何週間か前の私の不在中に「作品を見て欲しい」と言う女性が来た
のが、ずっと気になっていた。連絡をして、やっと今日会うことに。


彼女のパソコンに映し出された、最初の作品から惹き込まれた。鱗
状の羽根を持つ淡い青色の鳥、鳥か花か分からない淡いオレンジ色
のオブジェも面白い。それらは陶器で作られていた。

細い針状の羽根が、いっぱい付いたゴージャスな鳥たち。たくさん
の細い紐で作られた繊細な花、しかもその花を、球体になるほど集
めたランプシェード。作品の数々に圧倒される。問題は移動手段だ。

欠けたら終わりだが、そういう事は考えずに作ってしまったらしい。


蛸の絵の大皿は、表より裏側にびっしりと足と吸盤が描かれていた。
爬虫類の装飾品は、好き嫌いがハッキリ分かれるが、蛸もこの部類
に入るのではないか。

手描きの幾何学模様の白地の壷もあった。細い線が何本も描かれて
複雑な模様が美しい。ピンクの芍薬を活けたら似合うだろう。


「つまり貴女は、花びらや鳥の羽、蛸の足の吸盤など、描こうと思
えば再現なく描き込める対象が好きなのですね」

彼女は、この春大学を卒業して、九月に信楽に引っ越して来たそう
だ。

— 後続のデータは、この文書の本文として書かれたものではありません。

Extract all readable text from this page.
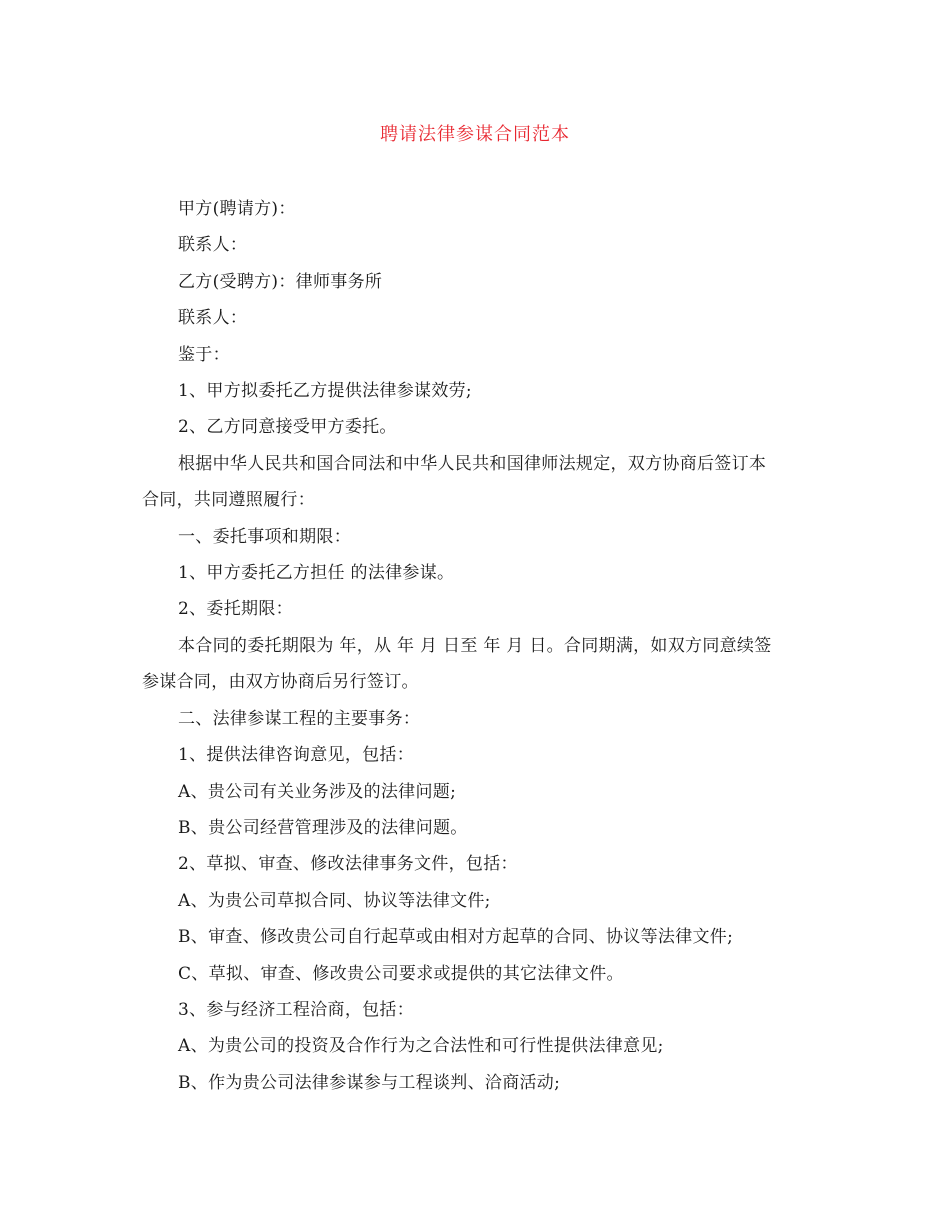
聘请法律参谋合同范本

甲方(聘请方)：

联系人：

乙方(受聘方)：律师事务所

联系人：

鉴于：

1、甲方拟委托乙方提供法律参谋效劳;

2、乙方同意接受甲方委托。

根据中华人民共和国合同法和中华人民共和国律师法规定，双方协商后签订本

合同，共同遵照履行：

一、委托事项和期限：

1、甲方委托乙方担任 的法律参谋。

2、委托期限：

本合同的委托期限为 年，从 年 月 日至 年 月 日。合同期满，如双方同意续签

参谋合同，由双方协商后另行签订。

二、法律参谋工程的主要事务：

1、提供法律咨询意见，包括：

A、贵公司有关业务涉及的法律问题;

B、贵公司经营管理涉及的法律问题。

2、草拟、审查、修改法律事务文件，包括：

A、为贵公司草拟合同、协议等法律文件;

B、审查、修改贵公司自行起草或由相对方起草的合同、协议等法律文件;

C、草拟、审查、修改贵公司要求或提供的其它法律文件。

3、参与经济工程洽商，包括：

A、为贵公司的投资及合作行为之合法性和可行性提供法律意见;

B、作为贵公司法律参谋参与工程谈判、洽商活动;
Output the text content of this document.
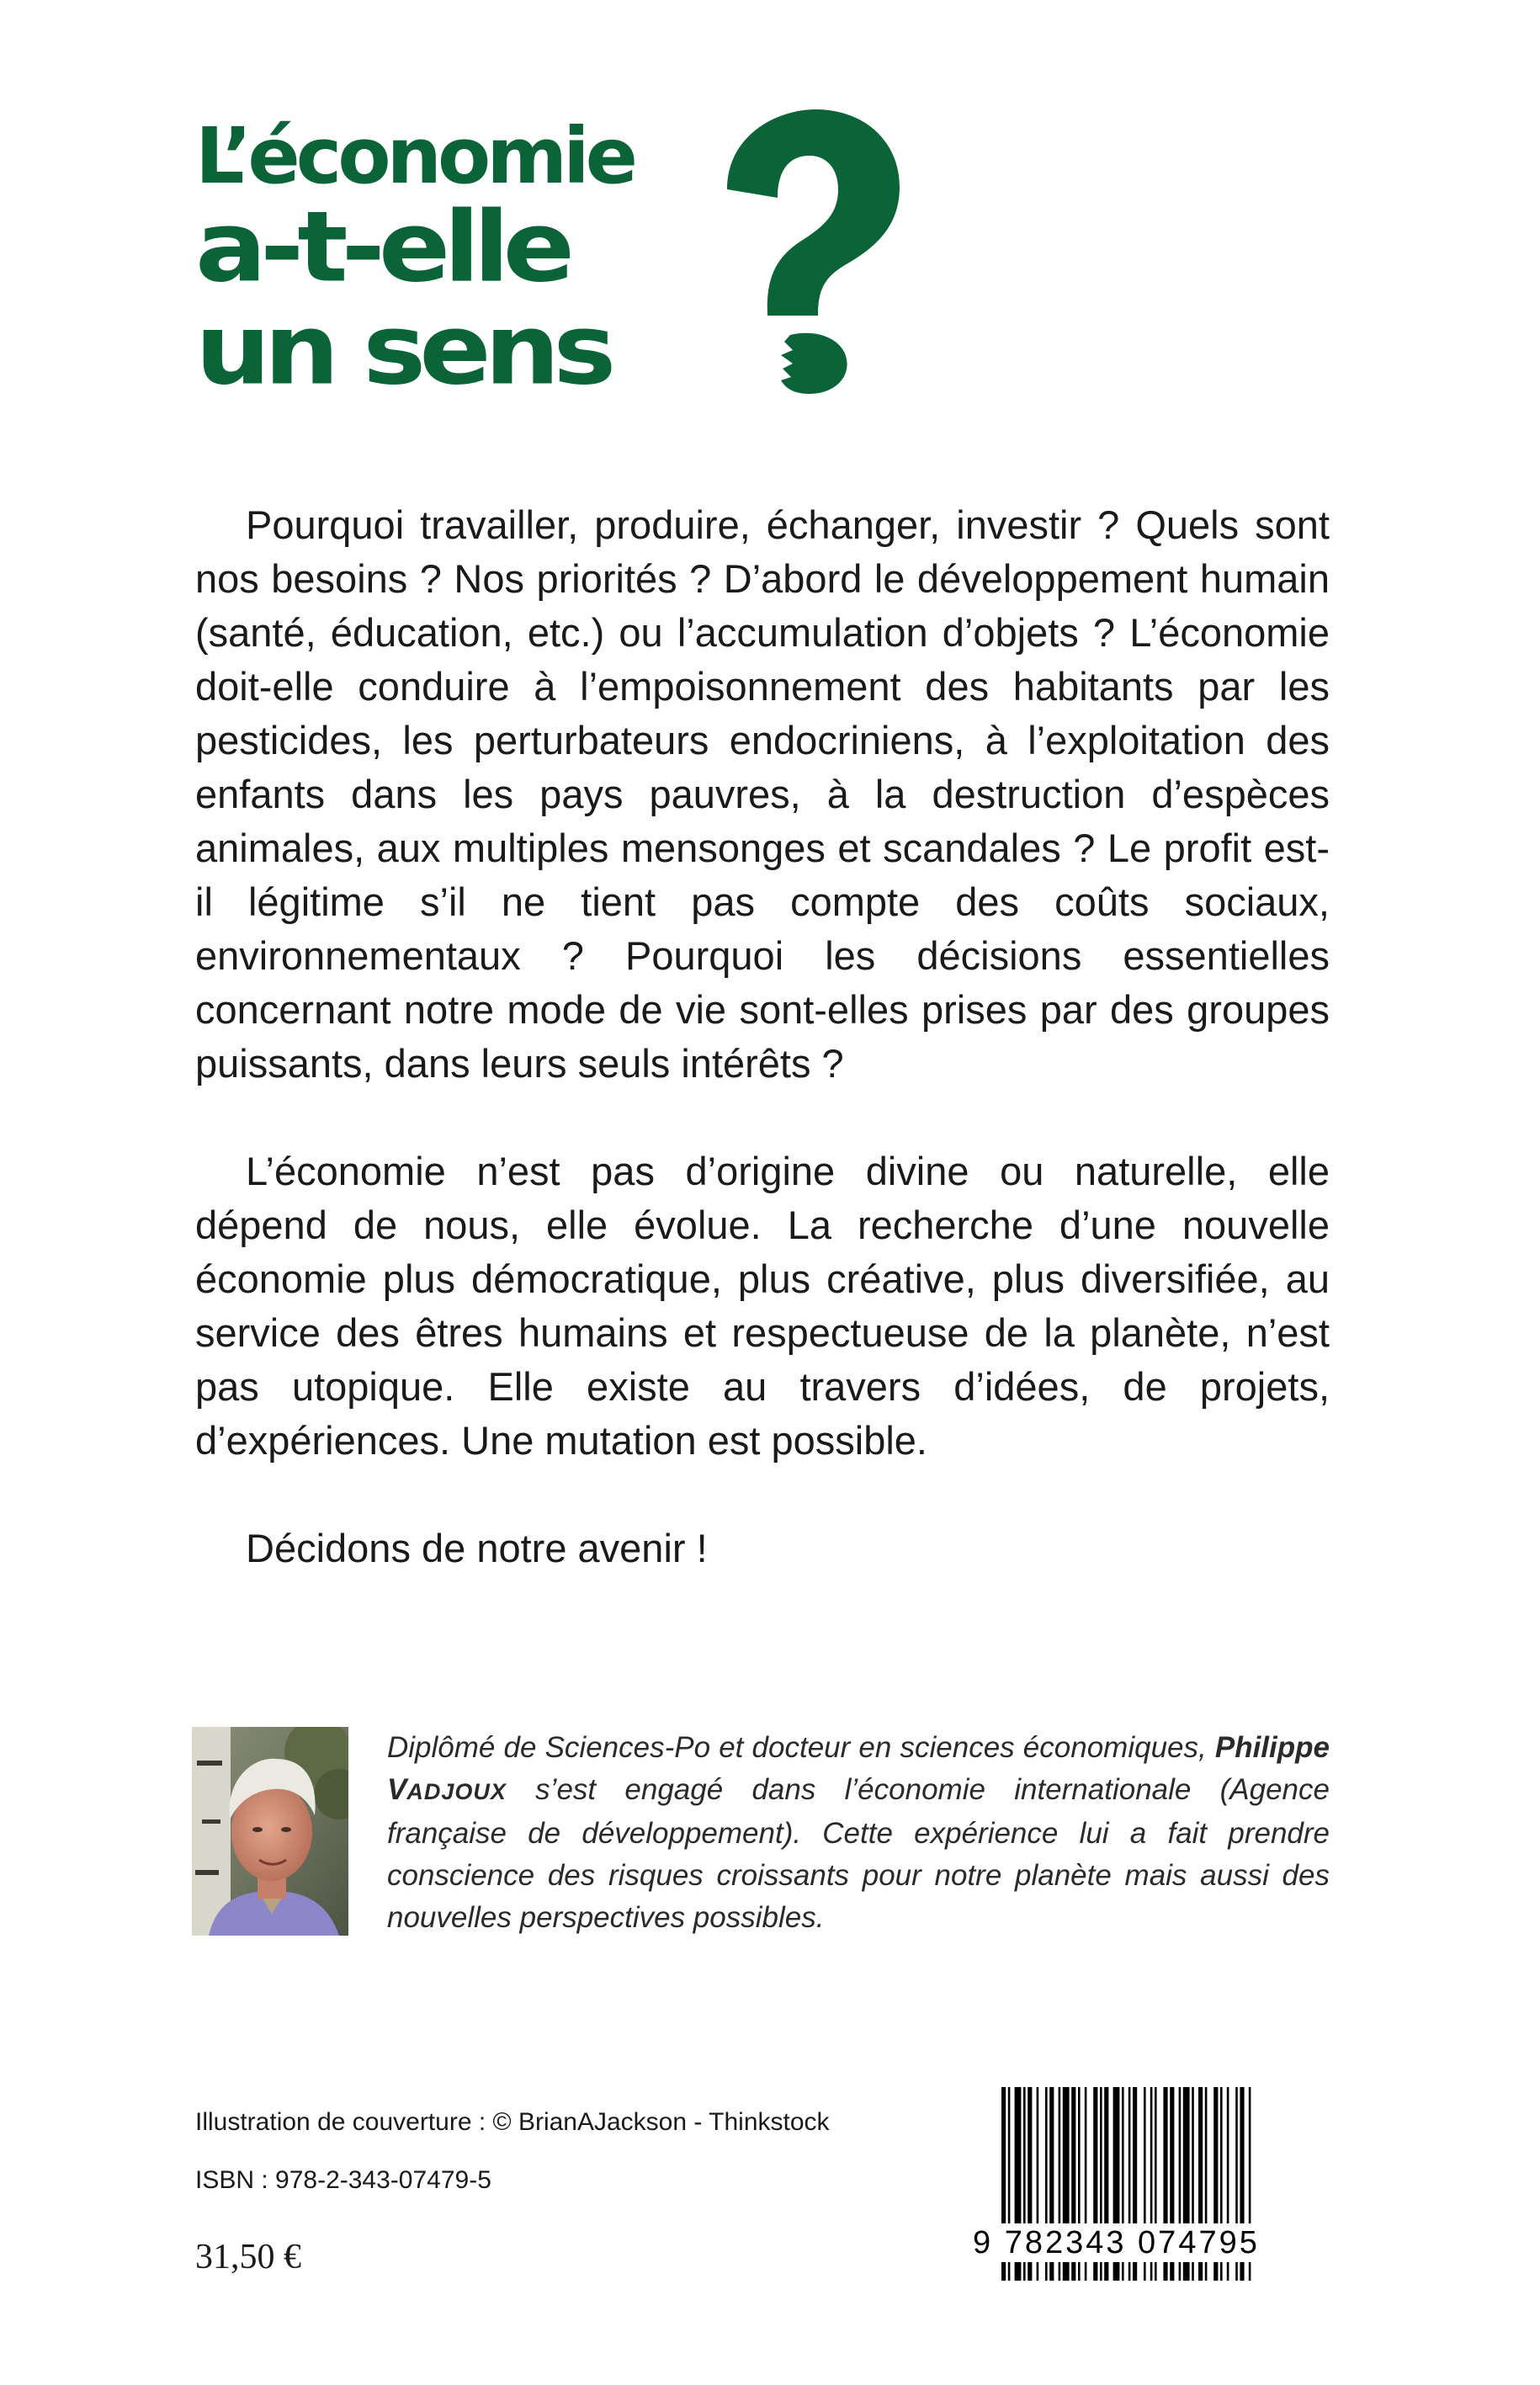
L’économie
a-t-elle
un sens

Pourquoi travailler, produire, échanger, investir ? Quels sont nos besoins ? Nos priorités ? D’abord le développement humain (santé, éducation, etc.) ou l’accumulation d’objets ? L’économie doit-elle conduire à l’empoisonnement des habitants par les pesticides, les perturbateurs endocriniens, à l’exploitation des enfants dans les pays pauvres, à la destruction d’espèces animales, aux multiples mensonges et scandales ? Le profit est-il légitime s’il ne tient pas compte des coûts sociaux, environnementaux ? Pourquoi les décisions essentielles concernant notre mode de vie sont-elles prises par des groupes puissants, dans leurs seuls intérêts ?

L’économie n’est pas d’origine divine ou naturelle, elle dépend de nous, elle évolue. La recherche d’une nouvelle économie plus démocratique, plus créative, plus diversifiée, au service des êtres humains et respectueuse de la planète, n’est pas utopique. Elle existe au travers d’idées, de projets, d’expériences. Une mutation est possible.

Décidons de notre avenir !

Diplômé de Sciences-Po et docteur en sciences économiques, Philippe VADJOUX s’est engagé dans l’économie internationale (Agence française de développement). Cette expérience lui a fait prendre conscience des risques croissants pour notre planète mais aussi des nouvelles perspectives possibles.

Illustration de couverture : © BrianAJackson - Thinkstock

ISBN : 978-2-343-07479-5

31,50 €	9 782343 074795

アルバイトをしながら作陶していると言う。今までに受けたア
ドバイスはすべて、「描き込みすぎると売れない」だったそうだ。


展示会は、売れる売れないより、好きなモノを作ってこそと思う。
「貴女の作りたいモノで、個展をしましょう」と言うと、眼をキラ
キラさせて頷いた。これから半年は時間が欲しいとのこと…。

彼女の作品を見たら、誰もが驚くに違いない。来春が楽しみだ。